– Хорк-ха тха-гу, – отвечает полулюд и согласно дергает пятачком на оплывшем кабаньем рыле. Я только сейчас замечаю, что в руках у него – массивный котелок. Хорха опускает его на стол, лязгая крышкой, и из зазора валит пар с насыщенным рыбным запахом.
– Свинуш-цеховик, – озвучиваю я свое внезапное открытие.
– Наблю… дательный, – икает Табита.
– Но ведь свинуши как рабы, – недоверчиво объясняю я свое удивление. – В Республике они за еду и крышу работают, а здесь… Цеховик?
– Бехровия – свободный город, сынок, – гордо поясняет Табита. – Бесправных здесь не бывает, ага. Что человек, что гремлин, что свинуш – разницы нет. Здесь каждый получает ровно столько, сколько может заработать честным трудом. А респы – просто гамоны. И их гамоново «равенство» – пустая брехня.
– А где ж мои права, раз Бехровия такая вся из себя замечательная? – огрызаюсь.
– Вместе с правами приходят и обязанности, – отвечает женщина. – Так что, как мастер – цеховику, советую тебе перестать вякать о своих законных правах, не то придется и за преступления по закону ответить.
– Когда мы Хорху взяли, – скрипит старик, пытаясь сменить тему, – он-то на котельной трудился. Угольщиком, значит.
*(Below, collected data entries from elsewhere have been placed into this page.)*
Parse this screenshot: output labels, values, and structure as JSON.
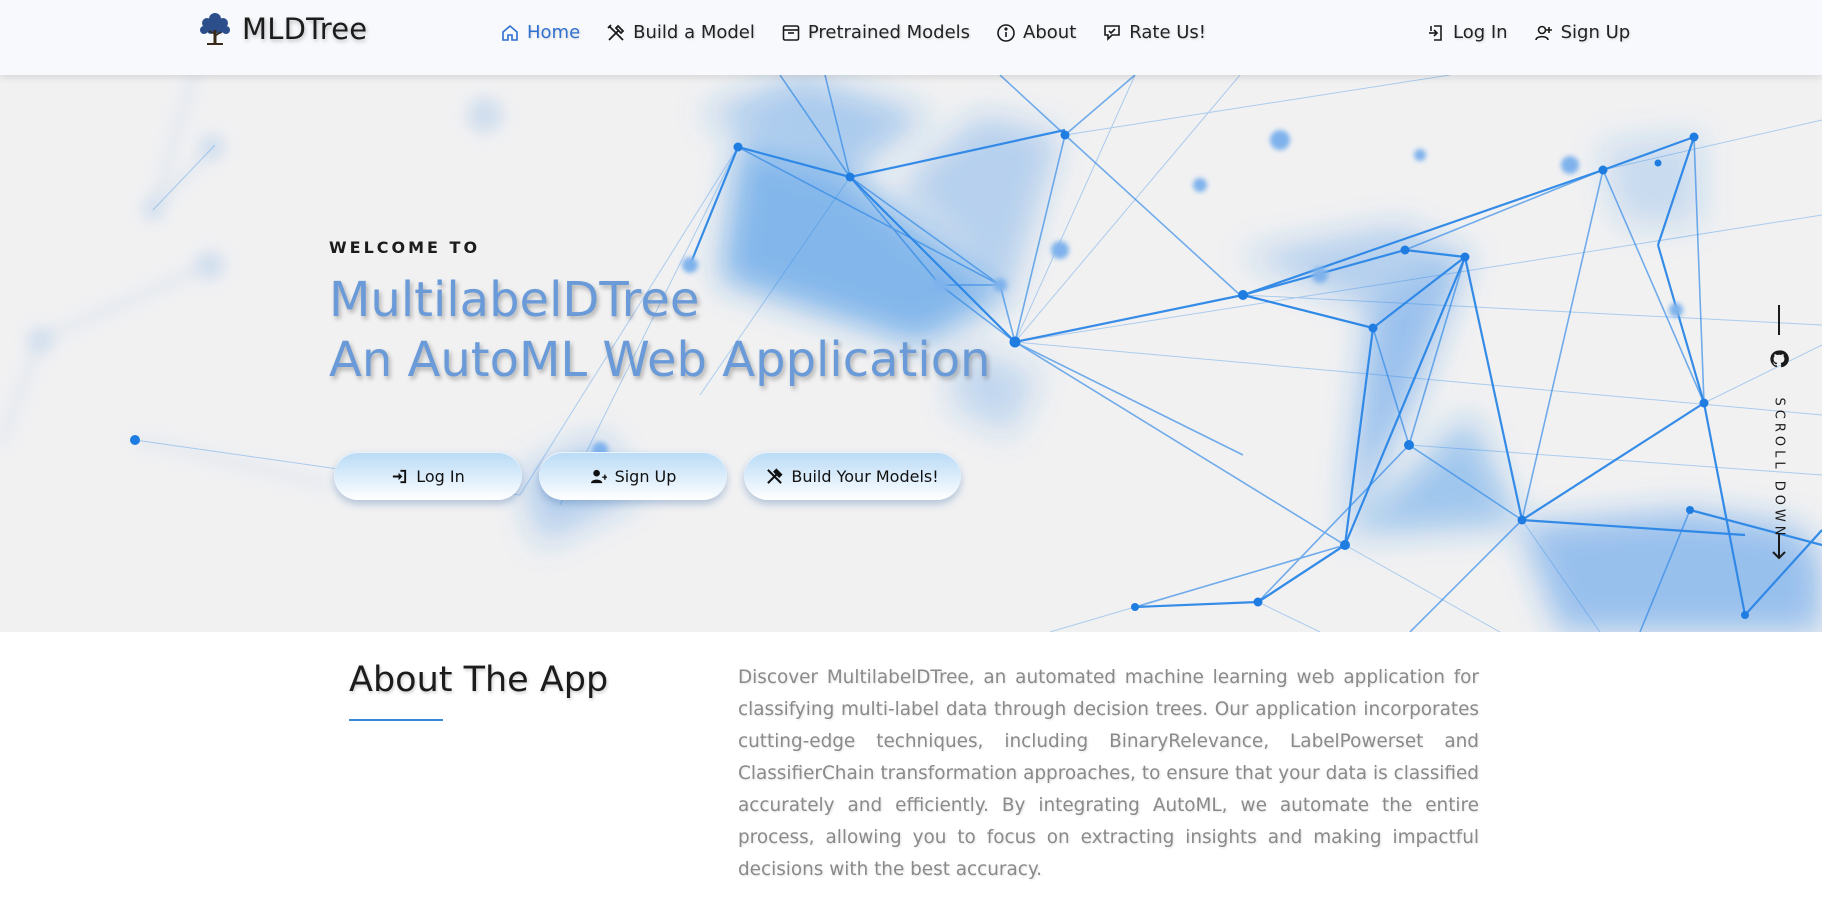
{
  "brand": {
    "name": "MLDTree",
    "logo_icon": "tree-icon"
  },
  "nav": {
    "links": [
      {
        "label": "Home",
        "icon": "home-icon",
        "active": true
      },
      {
        "label": "Build a Model",
        "icon": "tools-icon",
        "active": false
      },
      {
        "label": "Pretrained Models",
        "icon": "archive-icon",
        "active": false
      },
      {
        "label": "About",
        "icon": "info-icon",
        "active": false
      },
      {
        "label": "Rate Us!",
        "icon": "rating-icon",
        "active": false
      }
    ],
    "auth": [
      {
        "label": "Log In",
        "icon": "login-icon"
      },
      {
        "label": "Sign Up",
        "icon": "user-plus-icon"
      }
    ]
  },
  "hero": {
    "welcome": "WELCOME TO",
    "title_line1": "MultilabelDTree",
    "title_line2": "An AutoML Web Application",
    "buttons": {
      "login": "Log In",
      "signup": "Sign Up",
      "build": "Build Your Models!"
    },
    "side": {
      "scroll_label": "SCROLL DOWN",
      "github_icon": "github-icon"
    }
  },
  "about": {
    "heading": "About The App",
    "body": "Discover MultilabelDTree, an automated machine learning web application for classifying multi-label data through decision trees. Our application incorporates cutting-edge techniques, including BinaryRelevance, LabelPowerset and ClassifierChain transformation approaches, to ensure that your data is classified accurately and efficiently. By integrating AutoML, we automate the entire process, allowing you to focus on extracting insights and making impactful decisions with the best accuracy."
  },
  "colors": {
    "accent": "#2f6fd0",
    "hero_title": "#6a9bd8",
    "network": "#2b86e6",
    "about_underline": "#3a87d9"
  }
}
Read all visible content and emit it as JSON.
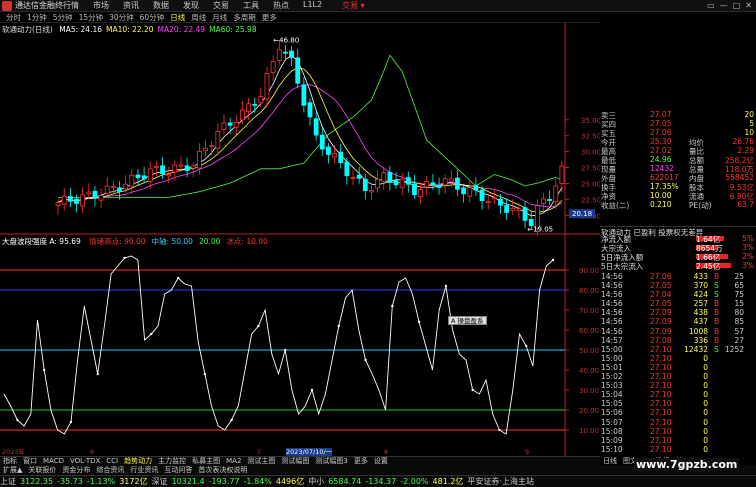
{
  "titlebar": {
    "app_name": "通达信金融终端",
    "menu": [
      "行情",
      "市场",
      "资讯",
      "数据",
      "发现",
      "交易",
      "工具",
      "热点",
      "L1L2"
    ],
    "account": "交易 ▾",
    "window_buttons": [
      "▭",
      "—",
      "□",
      "✕"
    ]
  },
  "toolbar": {
    "periods": [
      "分时",
      "1分钟",
      "5分钟",
      "15分钟",
      "30分钟",
      "60分钟",
      "日线",
      "周线",
      "月线",
      "多周期",
      "更多"
    ],
    "active": "日线"
  },
  "kline": {
    "title": "软通动力(日线)",
    "ma_labels": [
      {
        "text": "MA5: 24.16",
        "color": "#ffffff"
      },
      {
        "text": "MA10: 22.20",
        "color": "#ffff44"
      },
      {
        "text": "MA20: 22.49",
        "color": "#ff44ff"
      },
      {
        "text": "MA60: 25.98",
        "color": "#44ff44"
      }
    ],
    "high_label": "46.80",
    "low_label": "19.05",
    "price_scale": [
      "35.00",
      "32.50",
      "30.00",
      "27.50",
      "25.00",
      "22.50",
      "20.00"
    ],
    "cursor_price": "20.18",
    "colors": {
      "up": "#ff3333",
      "down": "#00ffff",
      "ma5": "#ffffff",
      "ma10": "#ffff44",
      "ma20": "#ff44ff",
      "ma60": "#44ff44"
    }
  },
  "osc": {
    "title": "大盘波段强度 A: 95.69",
    "legend": [
      {
        "text": "情绪高点: 90.00",
        "color": "#ff3333"
      },
      {
        "text": "中轴: 50.00",
        "color": "#44ccff"
      },
      {
        "text": "20.00",
        "color": "#44ff44"
      },
      {
        "text": "冰点: 10.00",
        "color": "#ff3333"
      }
    ],
    "scale": [
      "90.00",
      "80.00",
      "70.00",
      "60.00",
      "50.00",
      "40.00",
      "30.00",
      "20.00",
      "10.00"
    ],
    "date_labels": [
      "2023年",
      "6",
      "7",
      "2023/07/10/一",
      "8",
      "9"
    ]
  },
  "chart_data": {
    "type": "line",
    "series": [
      {
        "name": "A",
        "values": [
          28,
          22,
          15,
          12,
          18,
          65,
          40,
          20,
          10,
          8,
          14,
          45,
          72,
          55,
          38,
          62,
          88,
          92,
          96,
          97,
          95,
          55,
          58,
          62,
          78,
          80,
          86,
          83,
          82,
          54,
          38,
          22,
          12,
          10,
          15,
          22,
          40,
          58,
          62,
          70,
          48,
          38,
          50,
          30,
          18,
          22,
          30,
          18,
          28,
          45,
          62,
          76,
          80,
          60,
          45,
          38,
          30,
          20,
          72,
          84,
          86,
          78,
          64,
          52,
          40,
          70,
          82,
          60,
          48,
          45,
          30,
          28,
          35,
          18,
          10,
          8,
          30,
          58,
          52,
          42,
          80,
          92,
          95
        ]
      }
    ]
  },
  "quote": {
    "rows": [
      {
        "label": "卖三",
        "value": "27.07",
        "vol": "20",
        "valcolor": "#ff3333"
      },
      {
        "label": "买四",
        "value": "27.05",
        "vol": "5",
        "valcolor": "#ff3333"
      },
      {
        "label": "买五",
        "value": "27.06",
        "vol": "10",
        "valcolor": "#ff3333"
      },
      {
        "label": "今开",
        "value": "25.30",
        "label2": "均价",
        "value2": "26.76",
        "valcolor": "#ff3333"
      },
      {
        "label": "最高",
        "value": "27.02",
        "label2": "量比",
        "value2": "2.29",
        "valcolor": "#ff3333"
      },
      {
        "label": "最低",
        "value": "24.96",
        "label2": "总额",
        "value2": "258.2亿",
        "valcolor": "#44ff44"
      },
      {
        "label": "现量",
        "value": "12432",
        "label2": "总量",
        "value2": "118.0万",
        "valcolor": "#ff44ff"
      },
      {
        "label": "外盘",
        "value": "622017",
        "label2": "内盘",
        "value2": "558452",
        "valcolor": "#ff3333"
      },
      {
        "label": "换手",
        "value": "17.35%",
        "label2": "股本",
        "value2": "9.53亿",
        "valcolor": "#ffff44"
      },
      {
        "label": "净资",
        "value": "10.00",
        "label2": "流通",
        "value2": "6.80亿",
        "valcolor": "#ffff44"
      },
      {
        "label": "收益(二)",
        "value": "0.210",
        "label2": "PE(动)",
        "value2": "63.7",
        "valcolor": "#ffff44"
      }
    ]
  },
  "flow": {
    "title": "软通动力 已盈利 投票权无差异",
    "rows": [
      {
        "label": "净流入额",
        "value": "1.64亿",
        "pct": "5%",
        "bar": 40
      },
      {
        "label": "大宗流入",
        "value": "8654万",
        "pct": "3%",
        "bar": 30
      },
      {
        "label": "5日净流入额",
        "value": "1.66亿",
        "pct": "2%",
        "bar": 45
      },
      {
        "label": "5日大宗流入",
        "value": "2.45亿",
        "pct": "3%",
        "bar": 50
      }
    ]
  },
  "ticks": [
    {
      "time": "14:56",
      "price": "27.06",
      "vol": "433",
      "side": "B",
      "count": "25"
    },
    {
      "time": "14:56",
      "price": "27.05",
      "vol": "370",
      "side": "S",
      "count": "65"
    },
    {
      "time": "14:56",
      "price": "27.04",
      "vol": "424",
      "side": "S",
      "count": "75"
    },
    {
      "time": "14:56",
      "price": "27.05",
      "vol": "257",
      "side": "B",
      "count": "15"
    },
    {
      "time": "14:56",
      "price": "27.09",
      "vol": "438",
      "side": "B",
      "count": "80"
    },
    {
      "time": "14:56",
      "price": "27.09",
      "vol": "437",
      "side": "B",
      "count": "85"
    },
    {
      "time": "14:56",
      "price": "27.09",
      "vol": "1008",
      "side": "B",
      "count": "57"
    },
    {
      "time": "14:57",
      "price": "27.08",
      "vol": "336",
      "side": "B",
      "count": "27"
    },
    {
      "time": "15:00",
      "price": "27.10",
      "vol": "12432",
      "side": "S",
      "count": "1252"
    },
    {
      "time": "15:00",
      "price": "27.10",
      "vol": "0",
      "side": "",
      "count": ""
    },
    {
      "time": "15:01",
      "price": "27.10",
      "vol": "0",
      "side": "",
      "count": ""
    },
    {
      "time": "15:02",
      "price": "27.10",
      "vol": "0",
      "side": "",
      "count": ""
    },
    {
      "time": "15:03",
      "price": "27.10",
      "vol": "0",
      "side": "",
      "count": ""
    },
    {
      "time": "15:04",
      "price": "27.10",
      "vol": "0",
      "side": "",
      "count": ""
    },
    {
      "time": "15:05",
      "price": "27.10",
      "vol": "0",
      "side": "",
      "count": ""
    },
    {
      "time": "15:06",
      "price": "27.10",
      "vol": "0",
      "side": "",
      "count": ""
    },
    {
      "time": "15:07",
      "price": "27.10",
      "vol": "0",
      "side": "",
      "count": ""
    },
    {
      "time": "15:08",
      "price": "27.10",
      "vol": "0",
      "side": "",
      "count": ""
    },
    {
      "time": "15:09",
      "price": "27.10",
      "vol": "0",
      "side": "",
      "count": ""
    },
    {
      "time": "15:10",
      "price": "27.10",
      "vol": "0",
      "side": "",
      "count": ""
    }
  ],
  "bottom_tabs": [
    "指标",
    "窗口",
    "MACD",
    "VOL-TDX",
    "CCI",
    "趋势动力",
    "主力监控",
    "私募主图",
    "MA2",
    "测试主图",
    "测试幅图",
    "测试幅图3",
    "更多",
    "设置"
  ],
  "bottom_tabs2": [
    "扩展▲",
    "关联报价",
    "资金分布",
    "综合资讯",
    "行业资讯",
    "互动问答",
    "首次表决权说明"
  ],
  "side_tabs": [
    "日线",
    "图文F10",
    "数据",
    "笔",
    "价"
  ],
  "popup_label": "A 操盘盈系",
  "statusbar": {
    "items": [
      {
        "text": "上证",
        "color": "#ccc"
      },
      {
        "text": "3122.35",
        "color": "#44ff44"
      },
      {
        "text": "-35.73",
        "color": "#44ff44"
      },
      {
        "text": "-1.13%",
        "color": "#44ff44"
      },
      {
        "text": "3172亿",
        "color": "#ffff44"
      },
      {
        "text": "深证",
        "color": "#ccc"
      },
      {
        "text": "10321.4",
        "color": "#44ff44"
      },
      {
        "text": "-193.77",
        "color": "#44ff44"
      },
      {
        "text": "-1.84%",
        "color": "#44ff44"
      },
      {
        "text": "4496亿",
        "color": "#ffff44"
      },
      {
        "text": "中小",
        "color": "#ccc"
      },
      {
        "text": "6584.74",
        "color": "#44ff44"
      },
      {
        "text": "-134.37",
        "color": "#44ff44"
      },
      {
        "text": "-2.00%",
        "color": "#44ff44"
      },
      {
        "text": "481.2亿",
        "color": "#ffff44"
      },
      {
        "text": "平安证券·上海主站",
        "color": "#ccc"
      }
    ]
  },
  "watermark": "www.7gpzb.com"
}
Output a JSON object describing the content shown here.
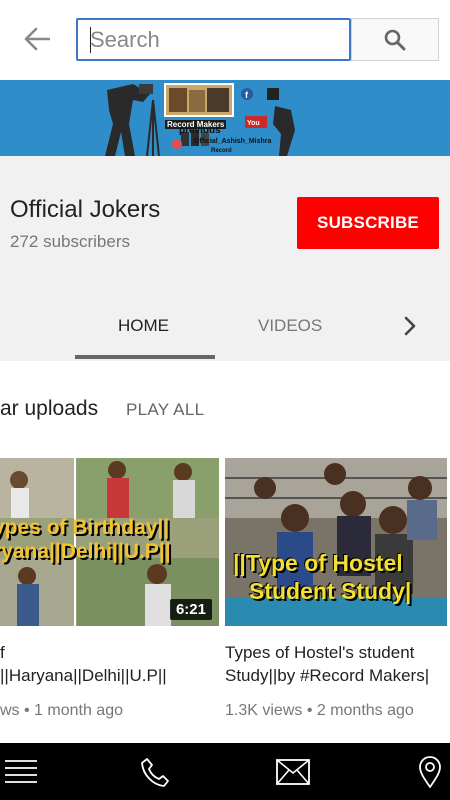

Совсем плохой был, тощий, больной…
– Хозяин котельной споил его, гамон, – Табита выпячивает челюсть. – Дошло до того, что Хорха работал за спирт, будто мы в каком-нибудь Стоцке! Но мы всё утрясли… По-своему, – она мрачно улыбается, прикрыв глаза болотного цвета. – Иногда можно и забыть о правах тех, кто сам о чужих правах забывает.
– Таби! – шикает на нее Строжка.
– Но это неправильно, ага, – поправляется женщина. – В общем, Хорха теперь полноправный цеховик.
– Мы-то отучили его от спирта, да вот от силосной водки никак не удается… – гнет свое Строжка.
Помбей. Я вдруг вспоминаю, как расплескал флягу этого пойла тогда в Прибехровье.
Какая же хитрая баба…
– Так вот на кой черт ты достала помбей, когда мы вели нашу милую беседу, – щурюсь я. – Ты приманила свинуша на запах.
– Ха, раскусил-таки, – довольно щерится Табита. – Ловкий прием, ага?
– Шельма, – цежу я, обиженный на себя за собственную глупость. Я ведь еще и сам метнул ту дьяволову флягу… А для чуткого свинушьего обоняния это было похлеще взрыва на парфюмерной фабрике. Идиот.
Лих, до того сосредоточенно ковырявший в зубах плоской деревяшкой, вдруг влезает в разговор.